I recently acquired some pictures of the 1941 contest between Eric Boon and Jack Kid Berg and, although Boon had become the British lightweight champion in 1938 and, like Green, was a young man showing great promise, many thought that matching him with Berg would be a mistake, especially at welterweight.

The two men had been due to meet in March 1940 at Earls Court, but Boon withdrew from the contest at the last minute, leaving Berg to fight and beat a very late substitute in Eddie Ryan.  At the time, the promoter, Sydney Hulls, along with Jack Solomons, was in dispute with the Board and did not hold a licence.

Hulls was London’s leading promoter at that time, but despite this the Board could not allow one of their champions to box for him on an unlicenced show.  Boon was warned off.   Intriguingly, in reporting Boon’s withdrawal, BN stated that “Over the weekend the game fairly bristled with rumours.  The most fantastic stories were being circulated about gangsterism, legal actions etc. This is the sort of thing that is killing the game.” It was ever thus!
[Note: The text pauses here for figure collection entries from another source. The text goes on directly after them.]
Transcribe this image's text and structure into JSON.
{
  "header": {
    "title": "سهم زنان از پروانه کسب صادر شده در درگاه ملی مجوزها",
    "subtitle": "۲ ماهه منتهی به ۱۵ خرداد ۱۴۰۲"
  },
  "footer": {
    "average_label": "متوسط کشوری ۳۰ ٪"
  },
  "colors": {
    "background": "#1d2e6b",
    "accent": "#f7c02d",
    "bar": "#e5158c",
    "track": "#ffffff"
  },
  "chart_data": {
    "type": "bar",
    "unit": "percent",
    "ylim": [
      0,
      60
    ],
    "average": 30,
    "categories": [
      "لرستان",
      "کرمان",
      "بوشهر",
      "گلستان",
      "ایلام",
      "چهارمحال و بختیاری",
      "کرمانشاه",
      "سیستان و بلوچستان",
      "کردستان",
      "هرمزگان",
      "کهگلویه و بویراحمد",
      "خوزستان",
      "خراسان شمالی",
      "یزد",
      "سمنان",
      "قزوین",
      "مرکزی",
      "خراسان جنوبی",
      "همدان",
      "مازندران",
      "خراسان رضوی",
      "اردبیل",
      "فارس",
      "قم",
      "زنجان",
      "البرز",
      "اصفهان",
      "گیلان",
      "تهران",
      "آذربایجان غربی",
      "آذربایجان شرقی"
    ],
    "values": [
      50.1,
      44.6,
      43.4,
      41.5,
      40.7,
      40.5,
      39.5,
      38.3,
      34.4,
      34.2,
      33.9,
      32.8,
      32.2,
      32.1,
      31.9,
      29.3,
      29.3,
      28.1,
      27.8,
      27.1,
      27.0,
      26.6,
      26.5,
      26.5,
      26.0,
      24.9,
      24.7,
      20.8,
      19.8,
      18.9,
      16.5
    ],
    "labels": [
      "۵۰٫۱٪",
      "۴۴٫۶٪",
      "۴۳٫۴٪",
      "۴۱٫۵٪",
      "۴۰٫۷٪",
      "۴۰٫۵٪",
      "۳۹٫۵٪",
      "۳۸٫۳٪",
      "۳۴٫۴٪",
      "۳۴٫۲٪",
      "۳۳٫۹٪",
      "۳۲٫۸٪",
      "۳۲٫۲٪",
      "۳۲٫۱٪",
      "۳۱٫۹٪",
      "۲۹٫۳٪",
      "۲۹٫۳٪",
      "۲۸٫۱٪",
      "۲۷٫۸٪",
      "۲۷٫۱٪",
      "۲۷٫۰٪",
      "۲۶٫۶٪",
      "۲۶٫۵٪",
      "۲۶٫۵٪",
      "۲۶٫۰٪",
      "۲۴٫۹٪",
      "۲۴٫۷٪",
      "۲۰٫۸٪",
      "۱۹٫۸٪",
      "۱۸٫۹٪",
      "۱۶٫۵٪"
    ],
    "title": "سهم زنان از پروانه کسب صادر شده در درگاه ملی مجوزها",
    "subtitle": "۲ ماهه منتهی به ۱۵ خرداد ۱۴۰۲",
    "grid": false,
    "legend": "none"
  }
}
When the two men did finally meet, on 21 April 1941 at the Coliseum in Charing Cross, it was under the same promoter.  Hulls had resolved his differences with the Board and was licenced once again.

BN reported it as being the “Best Fight of the Year” and stated that “Berg will have experience on his side, but Boon will have youth, and it seems to us that the last-named quality should prevail.”  Berg, at 31, was 10 years older than Boon, and, like Stracey, was an ex-world champion who had achieved everything there was to achieve in the game. He had boxed extensively in the States where he had won his title. He returned to the UK from his most recent tour in 1939, after the declaration of war, and had joined the RAF. He had also won all 11 of his UK contests and fancied his chances against the youngster.

What a disappointment the contest proved to be.  In front of a packed house, BN reported that “Boon has never before quite had anyone like Berg to deal with, and it was plain to all that the fast, two-handed hitting from all angles at close quarters completely nonplussed him. Chased around the ring, bumped, tied up, and stung with punches that apparently came from nowhere, Boon began hitting out recklessly, with dire consequences. The first low blow hurt Berg, but did not disable him, the second drew a storm of disapproval from the spectators, and the third sent Jack rolling in the resin, and brought about the instant disqualification of the culprit.”

It was Berg’s last major victory.  Like Green, Boon never became the world champion.